As the failed furniture brand returns as an online operation under a new owner, retail expert Glynn Davis assesses its chances of survival...

In the 1980s MFI was briefly part of Asda and such was the poor reputation of the flat-pack furniture retailer for parts dropping off its goods that the joke at the time was that the supermarket chain was the only place you could buy a chicken where the legs would fall off.

Ultimately the legs and wheels came off the business and it collapsed into administration in November 2008. It has therefore come as something of a surprise to see it re-appear this month with claims by its current owners Walker Capital that the business still has some "affection" with consumers.

People have affection for a whole host of bygone brands. I have fond memories for butterscotch Angel Delight, white chocolate mice and Caramac bars but when I've tried them again recently the experience hasn't been quite what I remembered.

However, the big difference second-time around for MFI is that it has re-launched as an online-only brand.

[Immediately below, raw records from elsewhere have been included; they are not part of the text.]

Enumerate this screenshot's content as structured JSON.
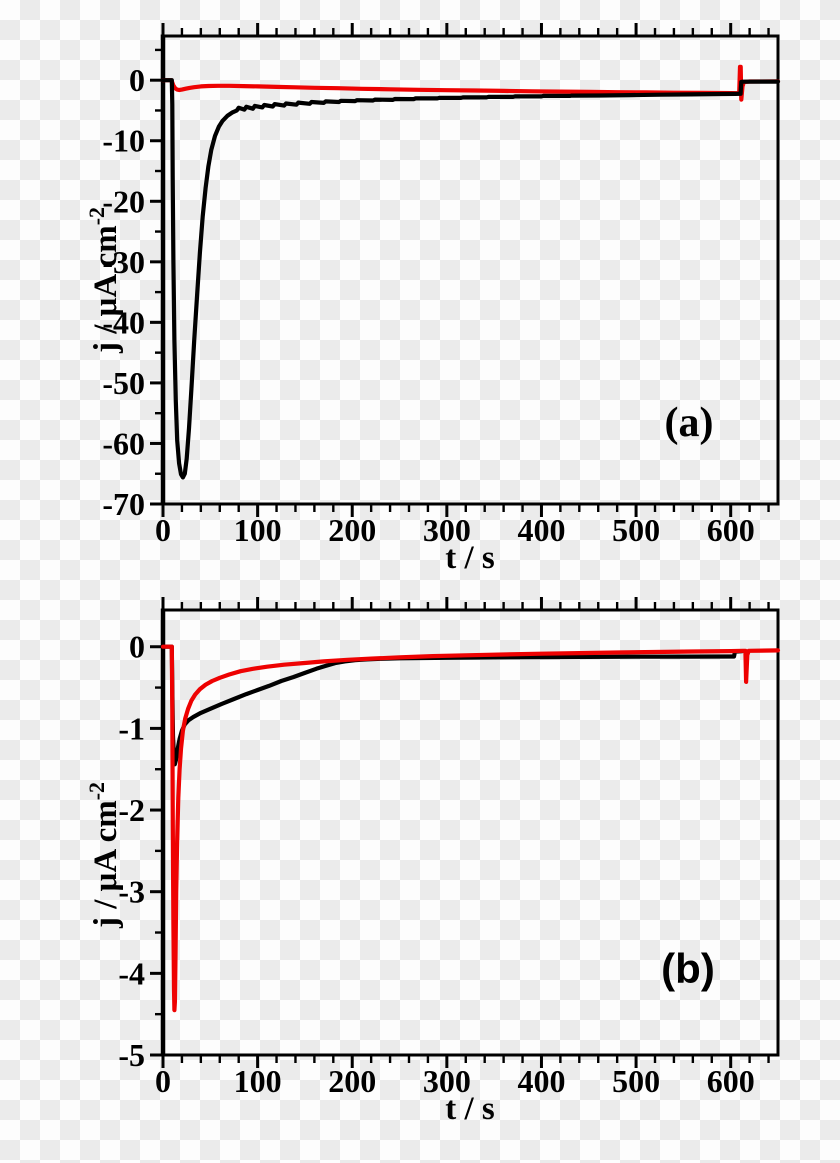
{
  "figure": {
    "background": {
      "checker_light": "#fdfdfd",
      "checker_dark": "#ebebeb"
    },
    "frame_color": "#000000",
    "text_color": "#000000"
  },
  "chart_data": [
    {
      "id": "panel-a",
      "type": "line",
      "annotation": "(a)",
      "xlabel": "t / s",
      "ylabel_main": "j / μA cm",
      "ylabel_sup": "-2",
      "xlim": [
        0,
        650
      ],
      "ylim": [
        -70,
        7.3
      ],
      "xticks": [
        0,
        100,
        200,
        300,
        400,
        500,
        600
      ],
      "x_minor_step": 20,
      "yticks": [
        0,
        -10,
        -20,
        -30,
        -40,
        -50,
        -60,
        -70
      ],
      "y_minor_step": 5,
      "grid": false,
      "legend": "none",
      "series": [
        {
          "name": "red-curve",
          "color": "#ee0202",
          "points": [
            [
              0,
              0
            ],
            [
              9,
              0
            ],
            [
              9.6,
              -0.3
            ],
            [
              11,
              -0.9
            ],
            [
              13,
              -1.35
            ],
            [
              15,
              -1.55
            ],
            [
              17,
              -1.62
            ],
            [
              20,
              -1.55
            ],
            [
              24,
              -1.4
            ],
            [
              28,
              -1.27
            ],
            [
              33,
              -1.15
            ],
            [
              40,
              -1.03
            ],
            [
              48,
              -0.96
            ],
            [
              58,
              -0.92
            ],
            [
              70,
              -0.93
            ],
            [
              85,
              -0.97
            ],
            [
              100,
              -1.02
            ],
            [
              120,
              -1.1
            ],
            [
              140,
              -1.18
            ],
            [
              160,
              -1.25
            ],
            [
              185,
              -1.33
            ],
            [
              210,
              -1.42
            ],
            [
              240,
              -1.5
            ],
            [
              270,
              -1.58
            ],
            [
              300,
              -1.65
            ],
            [
              330,
              -1.71
            ],
            [
              360,
              -1.77
            ],
            [
              390,
              -1.83
            ],
            [
              420,
              -1.88
            ],
            [
              450,
              -1.93
            ],
            [
              480,
              -1.98
            ],
            [
              510,
              -2.02
            ],
            [
              540,
              -2.06
            ],
            [
              570,
              -2.1
            ],
            [
              600,
              -2.13
            ],
            [
              609,
              -2.14
            ],
            [
              609.8,
              2.2
            ],
            [
              610.6,
              2.2
            ],
            [
              611.2,
              -3.2
            ],
            [
              612.5,
              -1.0
            ],
            [
              614,
              -0.3
            ],
            [
              620,
              -0.22
            ],
            [
              650,
              -0.2
            ]
          ]
        },
        {
          "name": "black-curve",
          "color": "#000000",
          "points": [
            [
              0,
              0
            ],
            [
              9.3,
              0
            ],
            [
              9.8,
              -4
            ],
            [
              10.3,
              -16
            ],
            [
              11,
              -30
            ],
            [
              12,
              -43
            ],
            [
              13.5,
              -53
            ],
            [
              15,
              -59.5
            ],
            [
              17,
              -63.3
            ],
            [
              19,
              -65.1
            ],
            [
              21,
              -65.6
            ],
            [
              23,
              -65
            ],
            [
              25,
              -62.5
            ],
            [
              27.5,
              -57.5
            ],
            [
              30,
              -51
            ],
            [
              33,
              -43
            ],
            [
              36,
              -35.5
            ],
            [
              39,
              -28.5
            ],
            [
              42,
              -22.5
            ],
            [
              45,
              -17.8
            ],
            [
              48,
              -14.2
            ],
            [
              51,
              -11.5
            ],
            [
              55,
              -9.2
            ],
            [
              59,
              -7.7
            ],
            [
              63,
              -6.7
            ],
            [
              68,
              -5.9
            ],
            [
              73,
              -5.35
            ],
            [
              78,
              -5.0
            ],
            [
              80,
              -4.55
            ],
            [
              86,
              -4.85
            ],
            [
              88,
              -4.4
            ],
            [
              95,
              -4.7
            ],
            [
              97,
              -4.25
            ],
            [
              105,
              -4.5
            ],
            [
              107,
              -4.1
            ],
            [
              116,
              -4.35
            ],
            [
              118,
              -3.95
            ],
            [
              128,
              -4.2
            ],
            [
              130,
              -3.85
            ],
            [
              141,
              -4.05
            ],
            [
              143,
              -3.7
            ],
            [
              155,
              -3.9
            ],
            [
              157,
              -3.6
            ],
            [
              170,
              -3.75
            ],
            [
              172,
              -3.5
            ],
            [
              186,
              -3.6
            ],
            [
              188,
              -3.4
            ],
            [
              203,
              -3.45
            ],
            [
              205,
              -3.3
            ],
            [
              222,
              -3.35
            ],
            [
              224,
              -3.2
            ],
            [
              243,
              -3.25
            ],
            [
              245,
              -3.1
            ],
            [
              265,
              -3.12
            ],
            [
              267,
              -3.0
            ],
            [
              290,
              -3.0
            ],
            [
              292,
              -2.92
            ],
            [
              315,
              -2.92
            ],
            [
              317,
              -2.84
            ],
            [
              342,
              -2.84
            ],
            [
              344,
              -2.76
            ],
            [
              370,
              -2.76
            ],
            [
              372,
              -2.68
            ],
            [
              400,
              -2.68
            ],
            [
              402,
              -2.6
            ],
            [
              430,
              -2.6
            ],
            [
              432,
              -2.54
            ],
            [
              462,
              -2.52
            ],
            [
              494,
              -2.46
            ],
            [
              526,
              -2.4
            ],
            [
              558,
              -2.34
            ],
            [
              590,
              -2.28
            ],
            [
              605,
              -2.26
            ],
            [
              610.5,
              -2.25
            ],
            [
              611.2,
              -0.28
            ],
            [
              613,
              -0.25
            ],
            [
              650,
              -0.23
            ]
          ]
        }
      ]
    },
    {
      "id": "panel-b",
      "type": "line",
      "annotation": "(b)",
      "xlabel": "t / s",
      "ylabel_main": "j / μA cm",
      "ylabel_sup": "-2",
      "xlim": [
        0,
        650
      ],
      "ylim": [
        -5,
        0.45
      ],
      "xticks": [
        0,
        100,
        200,
        300,
        400,
        500,
        600
      ],
      "x_minor_step": 20,
      "yticks": [
        0,
        -1,
        -2,
        -3,
        -4,
        -5
      ],
      "y_minor_step": 0.5,
      "grid": false,
      "legend": "none",
      "series": [
        {
          "name": "black-curve",
          "color": "#000000",
          "points": [
            [
              0,
              0
            ],
            [
              9.3,
              0
            ],
            [
              9.9,
              -0.6
            ],
            [
              10.6,
              -1.1
            ],
            [
              11.5,
              -1.35
            ],
            [
              12.5,
              -1.44
            ],
            [
              13.8,
              -1.38
            ],
            [
              15.5,
              -1.25
            ],
            [
              17.5,
              -1.13
            ],
            [
              20,
              -1.03
            ],
            [
              23,
              -0.95
            ],
            [
              27,
              -0.9
            ],
            [
              32,
              -0.86
            ],
            [
              40,
              -0.81
            ],
            [
              50,
              -0.76
            ],
            [
              62,
              -0.7
            ],
            [
              75,
              -0.64
            ],
            [
              88,
              -0.58
            ],
            [
              100,
              -0.53
            ],
            [
              112,
              -0.48
            ],
            [
              125,
              -0.42
            ],
            [
              138,
              -0.37
            ],
            [
              150,
              -0.32
            ],
            [
              162,
              -0.27
            ],
            [
              172,
              -0.235
            ],
            [
              182,
              -0.2
            ],
            [
              192,
              -0.18
            ],
            [
              203,
              -0.165
            ],
            [
              215,
              -0.155
            ],
            [
              230,
              -0.148
            ],
            [
              250,
              -0.142
            ],
            [
              275,
              -0.138
            ],
            [
              300,
              -0.135
            ],
            [
              350,
              -0.13
            ],
            [
              400,
              -0.127
            ],
            [
              450,
              -0.124
            ],
            [
              500,
              -0.122
            ],
            [
              550,
              -0.121
            ],
            [
              600,
              -0.12
            ],
            [
              603.5,
              -0.12
            ],
            [
              604.5,
              -0.06
            ],
            [
              612,
              -0.055
            ]
          ]
        },
        {
          "name": "red-curve",
          "color": "#ee0202",
          "points": [
            [
              0,
              0
            ],
            [
              9.3,
              0
            ],
            [
              9.8,
              -0.8
            ],
            [
              10.4,
              -2.2
            ],
            [
              11,
              -3.4
            ],
            [
              11.6,
              -4.2
            ],
            [
              12,
              -4.45
            ],
            [
              12.6,
              -4.35
            ],
            [
              13.2,
              -3.8
            ],
            [
              14,
              -3.0
            ],
            [
              15,
              -2.35
            ],
            [
              16.2,
              -1.85
            ],
            [
              17.5,
              -1.5
            ],
            [
              19,
              -1.25
            ],
            [
              21,
              -1.03
            ],
            [
              23.5,
              -0.88
            ],
            [
              26.5,
              -0.76
            ],
            [
              30,
              -0.66
            ],
            [
              34,
              -0.585
            ],
            [
              39,
              -0.52
            ],
            [
              45,
              -0.465
            ],
            [
              52,
              -0.42
            ],
            [
              60,
              -0.38
            ],
            [
              70,
              -0.34
            ],
            [
              82,
              -0.3
            ],
            [
              95,
              -0.27
            ],
            [
              110,
              -0.245
            ],
            [
              128,
              -0.22
            ],
            [
              148,
              -0.2
            ],
            [
              170,
              -0.18
            ],
            [
              195,
              -0.16
            ],
            [
              220,
              -0.145
            ],
            [
              250,
              -0.13
            ],
            [
              285,
              -0.115
            ],
            [
              320,
              -0.105
            ],
            [
              360,
              -0.095
            ],
            [
              400,
              -0.085
            ],
            [
              440,
              -0.078
            ],
            [
              480,
              -0.07
            ],
            [
              520,
              -0.064
            ],
            [
              560,
              -0.058
            ],
            [
              600,
              -0.053
            ],
            [
              613,
              -0.05
            ],
            [
              615.5,
              -0.05
            ],
            [
              616.3,
              -0.43
            ],
            [
              617.5,
              -0.1
            ],
            [
              619,
              -0.05
            ],
            [
              650,
              -0.045
            ]
          ]
        }
      ]
    }
  ]
}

Walker Capital has certainly thought long and hard about the site as it bought the rights to the brand in 2009 and has apparently been working on the re-launch for the intervening two years.

This new operation is going for the store-less model, which must look massively appealing to a business/brand that put its earlier failure down to having to run too-costly and too large a store estate.

Management now reckons its slimmed down model can compete in the tough big-ticket market - specifically for furniture, beds and bathroom suites - as it will be able to operate on much thinner margins.

This might be so, but it will still have a tough time competing today - even if there does remain a genuine affection for the brand that reportedly had 30,000 outstanding customer orders when it collapsed.

For starters, it rejoins the market when the competition online is getting stronger by the day and new trading models continue to emerge. Among them is Worldstores that operates almost 80 niche stores such as HeadboardsWorld, TVStandsWorld and BarStoolWorld.

It drives customers to its sites through paid-search and it aims to have each of its stores in the top three places on the search engines when people are looking for specific terms. It is also launching an online one-stop-shop that will incorporate all the products from its various websites.  

Secondly, the new MFI site enters a market that has come to realise that the optimum model is multi-channel. The value of customers that shop across a retailer's various channels are massively more valuable and loyal than mono-channel shoppers.  

Multi-channel's growing value is reflected in the levels of usage of Click & Collect-type services. Recent research from e-commerce trade body IMRG shows that 10.4% of all online orders in the third-quarter of 2011 involved a collection of the goods in-store as opposed to being delivered to the home. This is up from 7.4% in Q2.

This is why the online operators such as Amazon, Ocado and Asos are considering opening stores that would have an in-store collection aspect as a crucial part of the model. MFI will lack this potentially important aspect.

Thirdly, industry powerhouse Ikea is putting its foot hard down on the accelerator and punishing the competition, and MFI will be among them. The global operator grew its market share in the UK and Ireland (for the year to end-August) after lowering prices by 5%.

Its share grab was helped by online sales growth (up 20%) and a new in-store picking service whereby staff pick customers' goods and then have them delivered to their homes.

While MFI online might not have any stores to worry about it will certainly have many other things to concern it as it works hard to keep its legs and wheels from falling off for a second.